In a desperate effort to retrieve the tablet, Tremaine kidnaps Duffy’s children, who had been staying at the embassy’s residential compound. CIA officer Robert Gorski, who had shared his suspicions about the coup with Duffy, pinpoints Kang’s headquarters to a residential area in Aburi Hills. Deducing that Tremaine had taken their children there, Duffy and Nichole infiltrate the area with Isaac as the Ghanaian military invades the area. After Kang escapes, his associate Chen Jia helps rescue Duffy’s children as Nichole retrieves them, while Duffy kills Tremaine after a struggle.

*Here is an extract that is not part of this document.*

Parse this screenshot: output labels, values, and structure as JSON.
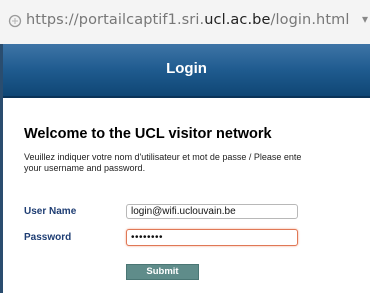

Kang is later arrested in Togo, while Chen cooperates with the CIA, which also obtains information on Sentinel employees from the tablet Duffy had retrieved. President Amanor maintains his position and has General Boatang arrested for treason.

==Characters==
- Joshua "Josh" Duffy: Special Agent, Bureau of Diplomatic Security, U.S. Department of State
- Nichole Duffy: Foreign Service Officer, U.S. Department of State
- Amanda "Mandy" Duffy: Age 8
- Harry "Huck" Duffy: Age 6
- Javier "Jay" Costa: Regional Security Officer, Bureau of Diplomatic Security, U.S. Department of State
- Chad Larsen: Assistant Regional Security Officer, Bureau of Diplomatic Security, U.S. Department of State
- Benjamin Manu: Foreign Service National Intelligence, U.S. Embassy, Accra, Ghana
- Jennifer Dunnigan: U.S. Ambassador to Ghana
- Robert Gorski: Senior Operations Officer, Central Intelligence Agency
- Richard Mace: Chief of Station, Ghana, Central Intelligence Agency
- Kang Shikun: Senior Operations Officer, People's Republic of China, Ministry of State Security
- Hajj Zahedi: Colonel, Islamic Republic of Iran, Revolutionary Guard Quds Force
- Francis Amanor: President of the Republic of Ghana
- Conrad "Condor" Tremaine: Former South African National Defence Force Lieutenant Colonel, Director of African Operations — Sentinel Security Inc.
- Lev Belov: Former Russian military officer, former Wagner private military contractor, Sentinel mercenary
- Cornelius (Krelis): Sentinel mercenary — Netherlands
- Isaac Opoku: Police officer, River Command — Volta River Authority
- Junior: Sentinel mercenary — South Africa
- Kwame Boatang: General, Ghana Armed Forces (GAF) Central Command
- Professor Mamadou Addo: Leader of the Dragons of Western Togoland Restoration Front (Ghanaian rebel force)
- Johanna Aldenburg: High Representative of the European Union for Foreign Affairs and Security Policy
- Julian Delisle: Director of the high representative's protection detail, European Union
- Chen Jia: Senior Technical Contractor, People's Republic of China, Ministry of State Security

==Development==
Greaney researched the book by traveling to Ghana. He dedicated Sentinel to his mother-in-law.

==Reception==
Crime novel review site Criminal Element reviewed the book: "Sentinel is more than just a mere shoot-em-up. The human side of the equation elevates this to more than just a page-turner."